Parallèlement, et pour rappel, le FLN a tenu il y a quelques semaines son congrès avec l’avènement d’un nouveau chef, sans qu’il n’y ait eu d’entraves de cette même administration. Sans doute que la salle était plus vaste… Le président du RCD, Mohcine Belabbas, et député du même parti à l’Hémicycle Zighoud-Youcef, et comme mentionné dans le communiqué de la sixième session, estime légitime de s’interroger quand «une équipe gouvernementale ne mesure pas la portée d’endosser l’interdiction d’une réunion d’un parti légal, dont les militants siègent au Parlement et dirigent de nombreuses assemblées élues». Mohcine Belabbas s’estime aussi «persécuté» par le pouvoir et croit qu’une cabale a été lancée contre lui, car le ministre de la Justice a demandé pour la seconde fois la levée de son immunité parlementaire. La cause serait une enquête concernant un travailleur journalier, non déclaré, décédé sur le chantier d’une maison que le président du RCD construit. Un décès passé sous silence, d‘après les prémices de l’enquête embryonnaire.
Revenant sur l’actualité, le communiqué de la sixième session du RCD, faisant allusion à Khaled Drareni, sans le nommer, en déclarant que «le peuple algérien a un aperçu des dégâts occasionnés par une gestion nocturne arrosée, l’histoire nous révélera, bientôt, au miracle de quelle sauce des journalistes deviennent des khbardjia et d’authentiques patriotes sont transformés en parias de la «nouvelle Algérie.»
Ce même RCD fait le parallèle entre le Hirak, le 1er Novembre, la Soummam, l’insurrection citoyenne, et que cette dernière n’est pas «une demande de reformes» et émet un appel du pied pour la reprise du même Hirak.
Le parti de Belabbas estime aussi que le Président et le Premier ministre font du neuf avec du vieux, en recrutant de «nouveaux clients issus des mêmes matrices et marginalisés à la fin du règne de Bouteflika», réaffirmant le droit à «l’exercice effectif de toutes les libertés individuelles et collectives dont le droit de réunion, de rassemblement et de manifestions», alors que le pouvoir pratique encore «la répression et l’instauration d’un état d’urgence contre toutes les libertés.

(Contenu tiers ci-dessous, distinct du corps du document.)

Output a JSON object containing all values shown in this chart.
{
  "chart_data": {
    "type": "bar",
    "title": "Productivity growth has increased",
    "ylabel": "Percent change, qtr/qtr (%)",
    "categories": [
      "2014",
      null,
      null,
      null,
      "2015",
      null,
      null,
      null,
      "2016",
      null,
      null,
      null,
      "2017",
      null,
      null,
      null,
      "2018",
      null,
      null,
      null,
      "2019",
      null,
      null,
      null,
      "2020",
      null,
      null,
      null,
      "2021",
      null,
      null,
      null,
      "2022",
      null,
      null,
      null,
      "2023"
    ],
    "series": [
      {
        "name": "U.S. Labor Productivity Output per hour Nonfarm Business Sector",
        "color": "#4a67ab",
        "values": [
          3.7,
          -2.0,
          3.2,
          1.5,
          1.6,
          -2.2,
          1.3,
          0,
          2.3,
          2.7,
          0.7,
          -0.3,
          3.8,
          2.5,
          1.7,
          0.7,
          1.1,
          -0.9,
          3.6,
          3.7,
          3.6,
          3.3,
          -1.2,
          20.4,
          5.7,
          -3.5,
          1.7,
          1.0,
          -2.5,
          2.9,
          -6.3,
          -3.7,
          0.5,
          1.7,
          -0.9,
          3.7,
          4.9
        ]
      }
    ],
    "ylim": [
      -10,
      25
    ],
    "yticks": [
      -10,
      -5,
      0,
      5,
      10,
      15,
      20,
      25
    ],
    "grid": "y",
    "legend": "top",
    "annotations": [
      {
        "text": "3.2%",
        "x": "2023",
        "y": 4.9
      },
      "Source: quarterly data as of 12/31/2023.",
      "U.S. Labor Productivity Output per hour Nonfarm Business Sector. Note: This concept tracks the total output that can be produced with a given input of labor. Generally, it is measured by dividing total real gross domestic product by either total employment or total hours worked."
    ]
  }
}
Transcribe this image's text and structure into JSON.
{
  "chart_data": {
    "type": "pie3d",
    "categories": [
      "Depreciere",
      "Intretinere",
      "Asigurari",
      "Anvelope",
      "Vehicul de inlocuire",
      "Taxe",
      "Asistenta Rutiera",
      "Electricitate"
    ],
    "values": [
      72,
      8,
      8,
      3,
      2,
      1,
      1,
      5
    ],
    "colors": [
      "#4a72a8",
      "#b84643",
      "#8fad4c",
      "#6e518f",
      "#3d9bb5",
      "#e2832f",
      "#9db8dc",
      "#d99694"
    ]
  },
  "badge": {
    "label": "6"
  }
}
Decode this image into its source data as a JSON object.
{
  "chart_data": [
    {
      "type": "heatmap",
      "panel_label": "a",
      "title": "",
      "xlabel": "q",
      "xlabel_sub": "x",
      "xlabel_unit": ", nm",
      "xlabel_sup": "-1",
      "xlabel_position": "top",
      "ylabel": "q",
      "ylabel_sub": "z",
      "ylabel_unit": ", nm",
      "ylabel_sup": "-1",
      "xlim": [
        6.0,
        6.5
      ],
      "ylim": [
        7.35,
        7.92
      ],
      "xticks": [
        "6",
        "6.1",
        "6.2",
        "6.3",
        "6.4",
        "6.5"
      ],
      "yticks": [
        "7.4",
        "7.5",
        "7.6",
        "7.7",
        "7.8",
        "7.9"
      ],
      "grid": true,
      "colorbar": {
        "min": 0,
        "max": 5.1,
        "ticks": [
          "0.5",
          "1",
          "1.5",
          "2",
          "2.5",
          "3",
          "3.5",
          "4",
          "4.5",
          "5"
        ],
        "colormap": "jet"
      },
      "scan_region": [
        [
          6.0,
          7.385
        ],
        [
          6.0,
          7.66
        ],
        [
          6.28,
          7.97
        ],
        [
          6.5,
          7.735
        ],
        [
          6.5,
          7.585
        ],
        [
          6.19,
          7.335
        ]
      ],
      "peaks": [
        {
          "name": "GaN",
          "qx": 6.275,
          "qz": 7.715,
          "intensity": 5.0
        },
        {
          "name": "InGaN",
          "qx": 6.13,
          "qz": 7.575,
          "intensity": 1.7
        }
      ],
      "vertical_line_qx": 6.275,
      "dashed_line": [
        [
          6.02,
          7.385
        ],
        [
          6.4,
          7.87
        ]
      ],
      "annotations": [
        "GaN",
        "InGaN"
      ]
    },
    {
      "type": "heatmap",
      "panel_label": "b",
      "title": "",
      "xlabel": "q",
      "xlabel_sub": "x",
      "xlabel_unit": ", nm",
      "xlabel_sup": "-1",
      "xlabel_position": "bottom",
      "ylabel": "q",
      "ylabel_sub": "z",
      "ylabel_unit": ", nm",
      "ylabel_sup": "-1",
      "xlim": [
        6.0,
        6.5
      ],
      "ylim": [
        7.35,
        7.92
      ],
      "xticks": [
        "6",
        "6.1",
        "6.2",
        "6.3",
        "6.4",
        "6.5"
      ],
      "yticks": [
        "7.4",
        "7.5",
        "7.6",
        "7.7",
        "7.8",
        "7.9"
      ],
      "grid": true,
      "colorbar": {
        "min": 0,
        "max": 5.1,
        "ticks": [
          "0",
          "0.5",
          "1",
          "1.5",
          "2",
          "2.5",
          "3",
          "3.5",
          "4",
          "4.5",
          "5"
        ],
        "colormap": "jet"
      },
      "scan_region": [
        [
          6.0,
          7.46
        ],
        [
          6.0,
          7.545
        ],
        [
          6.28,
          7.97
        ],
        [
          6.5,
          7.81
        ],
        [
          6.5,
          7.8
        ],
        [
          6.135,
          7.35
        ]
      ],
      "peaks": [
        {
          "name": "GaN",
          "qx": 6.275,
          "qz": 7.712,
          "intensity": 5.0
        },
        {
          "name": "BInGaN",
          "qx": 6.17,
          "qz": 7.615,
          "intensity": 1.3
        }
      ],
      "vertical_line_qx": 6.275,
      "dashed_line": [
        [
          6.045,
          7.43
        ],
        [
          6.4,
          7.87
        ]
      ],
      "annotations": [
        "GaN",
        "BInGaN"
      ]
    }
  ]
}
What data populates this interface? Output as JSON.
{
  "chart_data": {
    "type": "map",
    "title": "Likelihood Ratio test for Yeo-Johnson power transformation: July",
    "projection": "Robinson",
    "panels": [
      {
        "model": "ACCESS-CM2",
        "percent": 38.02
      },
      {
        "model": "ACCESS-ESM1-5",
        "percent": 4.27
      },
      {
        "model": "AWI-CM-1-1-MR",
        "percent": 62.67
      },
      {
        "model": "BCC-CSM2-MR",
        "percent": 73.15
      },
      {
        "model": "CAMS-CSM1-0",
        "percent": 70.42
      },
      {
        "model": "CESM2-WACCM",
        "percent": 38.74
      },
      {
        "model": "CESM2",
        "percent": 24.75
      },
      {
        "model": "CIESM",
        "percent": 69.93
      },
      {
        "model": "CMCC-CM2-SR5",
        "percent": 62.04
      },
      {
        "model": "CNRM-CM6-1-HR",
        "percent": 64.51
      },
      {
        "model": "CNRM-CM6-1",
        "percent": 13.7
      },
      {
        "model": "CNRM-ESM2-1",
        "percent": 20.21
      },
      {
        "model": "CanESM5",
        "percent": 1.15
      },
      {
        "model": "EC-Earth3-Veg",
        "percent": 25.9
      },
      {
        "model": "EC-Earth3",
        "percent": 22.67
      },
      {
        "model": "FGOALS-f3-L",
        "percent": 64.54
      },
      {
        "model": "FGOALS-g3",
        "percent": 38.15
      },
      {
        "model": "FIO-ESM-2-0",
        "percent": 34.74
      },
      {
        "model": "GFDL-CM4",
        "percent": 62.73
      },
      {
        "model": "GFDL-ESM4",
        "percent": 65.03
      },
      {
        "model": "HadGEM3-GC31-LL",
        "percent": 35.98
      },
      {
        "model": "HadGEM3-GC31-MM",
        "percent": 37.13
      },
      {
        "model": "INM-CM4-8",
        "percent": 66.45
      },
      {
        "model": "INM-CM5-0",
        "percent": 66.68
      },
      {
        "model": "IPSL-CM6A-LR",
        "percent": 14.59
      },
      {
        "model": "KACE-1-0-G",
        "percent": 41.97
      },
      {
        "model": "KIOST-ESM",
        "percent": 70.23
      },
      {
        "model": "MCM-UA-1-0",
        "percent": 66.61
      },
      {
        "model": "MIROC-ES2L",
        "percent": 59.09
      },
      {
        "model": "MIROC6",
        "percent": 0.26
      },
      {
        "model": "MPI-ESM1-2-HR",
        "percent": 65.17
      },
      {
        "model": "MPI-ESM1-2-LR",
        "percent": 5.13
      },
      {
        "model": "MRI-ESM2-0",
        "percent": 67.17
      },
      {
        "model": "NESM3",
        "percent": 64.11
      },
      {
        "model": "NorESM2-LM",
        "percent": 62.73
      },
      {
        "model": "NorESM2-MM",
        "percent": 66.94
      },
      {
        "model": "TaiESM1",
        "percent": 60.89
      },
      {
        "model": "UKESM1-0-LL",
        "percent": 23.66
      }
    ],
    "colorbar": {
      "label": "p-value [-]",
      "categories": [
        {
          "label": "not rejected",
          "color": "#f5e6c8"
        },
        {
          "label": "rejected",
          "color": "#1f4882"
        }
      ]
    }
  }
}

Signe que cette politique ne peut être menée sans l’instrumentalisation des services de sécurité et de la justice pour faire taire toute voix discordante en semant la peur et la terreur».
Surfant encore, et comme tout le monde, sur la vague du 29 février 2019, le RCD en appelle «à la reprise du Hirak dans la perspective de la construction du rapport de force en faveur de la transition démocratique» et assure être «destinataire de nombreuses marques de solidarité», en décidant «de laisser ouverte la présente session de sa direction et appelle à l’unité et à la mobilisation dans l’action pacifique pour ouvrir la voie.»
Les prochains jours nous renseigneront un peu plus sur les intentions des uns et des autres.